Opinion Number. 778

Subject

INCOME TAX
INCOME DERIVED FROM SOURCES WITHIN AUSTRALIA: SOURCE OF PENSION BASED ON EMPLOYMENT IN AUSTRALIA WHERE PAYMENT IS AUTHORISED OVERSEAS

Key Legislation

INCOME TAX ASSESSMENT ACT 1915, ss. 10 (1), 14 (g)

Date
Client
The Acting Commissioner of Taxation

The Commissioner of Taxation has forwarded the following memorandum for advice:

A Victorian taxpayer claims to be exempt from income tax, as levied by the Federal Income Tax Assessment Act, so far as regards a pension of £422 paid to him from the guarantee and provident funds of a certain bank, as he considers that the source of pension is London.

Upon inquiry as to where the services which entitled him to a pension were rendered, the taxpayer stated that, with the exception of a few months in London, his service of 41 years was in Australia (roughly, two years in Queensland, three and a half in New South Wales, and the balance in Victoria; during the last-mentioned period his salary was debited half yearly to the London Office).

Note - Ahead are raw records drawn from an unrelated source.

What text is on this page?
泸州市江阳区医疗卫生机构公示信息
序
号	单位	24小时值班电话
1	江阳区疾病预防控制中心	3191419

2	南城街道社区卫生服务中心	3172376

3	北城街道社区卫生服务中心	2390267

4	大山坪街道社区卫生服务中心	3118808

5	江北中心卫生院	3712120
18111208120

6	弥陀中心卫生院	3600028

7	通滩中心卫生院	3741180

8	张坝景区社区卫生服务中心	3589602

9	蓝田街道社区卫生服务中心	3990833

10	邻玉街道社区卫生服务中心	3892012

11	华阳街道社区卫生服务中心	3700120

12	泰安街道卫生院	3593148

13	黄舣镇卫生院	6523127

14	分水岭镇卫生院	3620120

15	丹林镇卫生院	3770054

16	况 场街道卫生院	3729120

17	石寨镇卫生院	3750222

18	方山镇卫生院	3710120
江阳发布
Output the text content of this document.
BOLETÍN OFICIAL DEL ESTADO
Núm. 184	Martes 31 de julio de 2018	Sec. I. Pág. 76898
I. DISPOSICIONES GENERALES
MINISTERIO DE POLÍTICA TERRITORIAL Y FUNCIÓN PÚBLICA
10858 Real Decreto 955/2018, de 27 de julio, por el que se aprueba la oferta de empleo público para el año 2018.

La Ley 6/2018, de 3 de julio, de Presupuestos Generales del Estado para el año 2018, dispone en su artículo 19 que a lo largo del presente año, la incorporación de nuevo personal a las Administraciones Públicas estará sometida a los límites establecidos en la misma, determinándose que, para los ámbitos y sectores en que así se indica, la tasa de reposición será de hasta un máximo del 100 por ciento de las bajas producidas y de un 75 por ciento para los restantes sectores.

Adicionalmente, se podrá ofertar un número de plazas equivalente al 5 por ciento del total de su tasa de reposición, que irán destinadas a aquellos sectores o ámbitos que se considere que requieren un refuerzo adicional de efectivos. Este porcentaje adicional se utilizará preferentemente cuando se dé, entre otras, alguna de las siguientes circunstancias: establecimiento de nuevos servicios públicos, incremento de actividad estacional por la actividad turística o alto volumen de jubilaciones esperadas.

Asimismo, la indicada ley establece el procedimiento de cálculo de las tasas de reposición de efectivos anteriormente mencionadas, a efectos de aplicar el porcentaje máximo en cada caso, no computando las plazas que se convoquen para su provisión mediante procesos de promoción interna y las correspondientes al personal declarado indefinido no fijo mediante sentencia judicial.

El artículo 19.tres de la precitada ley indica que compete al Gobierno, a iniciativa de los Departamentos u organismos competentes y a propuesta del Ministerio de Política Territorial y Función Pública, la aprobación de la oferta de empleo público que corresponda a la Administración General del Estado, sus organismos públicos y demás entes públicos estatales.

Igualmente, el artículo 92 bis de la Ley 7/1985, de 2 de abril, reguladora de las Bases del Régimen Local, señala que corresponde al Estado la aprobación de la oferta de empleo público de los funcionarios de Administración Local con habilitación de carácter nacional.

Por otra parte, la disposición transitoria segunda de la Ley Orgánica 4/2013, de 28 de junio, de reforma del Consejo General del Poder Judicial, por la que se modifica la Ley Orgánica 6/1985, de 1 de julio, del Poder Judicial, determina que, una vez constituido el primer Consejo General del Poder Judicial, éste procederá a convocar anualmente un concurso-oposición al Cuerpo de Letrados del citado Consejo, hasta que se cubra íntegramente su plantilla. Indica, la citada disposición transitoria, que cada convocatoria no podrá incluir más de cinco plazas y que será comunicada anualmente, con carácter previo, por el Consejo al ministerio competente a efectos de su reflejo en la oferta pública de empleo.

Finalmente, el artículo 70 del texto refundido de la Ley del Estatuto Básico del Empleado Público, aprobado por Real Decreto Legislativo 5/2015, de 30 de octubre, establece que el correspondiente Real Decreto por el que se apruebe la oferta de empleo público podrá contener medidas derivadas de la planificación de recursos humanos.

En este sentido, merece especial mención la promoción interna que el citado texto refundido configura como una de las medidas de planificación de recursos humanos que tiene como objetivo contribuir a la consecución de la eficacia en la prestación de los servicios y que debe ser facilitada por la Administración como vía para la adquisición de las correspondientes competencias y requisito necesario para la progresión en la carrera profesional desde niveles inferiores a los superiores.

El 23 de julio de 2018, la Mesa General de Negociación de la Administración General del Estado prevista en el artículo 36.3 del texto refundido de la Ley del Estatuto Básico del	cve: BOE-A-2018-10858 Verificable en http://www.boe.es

Inquiry of the bank discloses that the position is as follows:

Payments out of the funds are made only upon the authority of four administrators, three of whom reside in London. The payment of the claimant taxpayer is debited to an account kept in Australia for convenience, in common with all pensions, whether the beneficiaries reside now or during their service in England or Australia.

Section 10 (1) of the Income Tax Assessment Act prescribes that:

. . . income tax shall be levied . . . upon the taxable income derived directly or indirectly by every taxpayer from sources within Australia . . .

Possibly the length of Australian service rendered by this official has no bearing upon the derivation of pension, but if his claim is allowed no pensions paid by this particular bank can be assessed for income tax in Australia.

It does not appear to be unreasonable to contend that the pension is derived from Australia more than from anywhere else, on account of the services rendered in Australia by the pensioner.

As, however, the question is open to doubt, I should be glad to be favoured with your advice.

Section 14 (g) of the Act provides (inter alia) that income includes all allowances or gratuities granted to a taxpayer in relation to any employment or service of the taxpayer.

The Act, I think, treats the employment on which the pension is granted as the source of that pension for the purposes of the Act.

As the pensioner was employed practically for the whole of his period in Australia, in my opinion, the amounts received as pension are income within the meaning of the Income Tax Assessment Act 1915.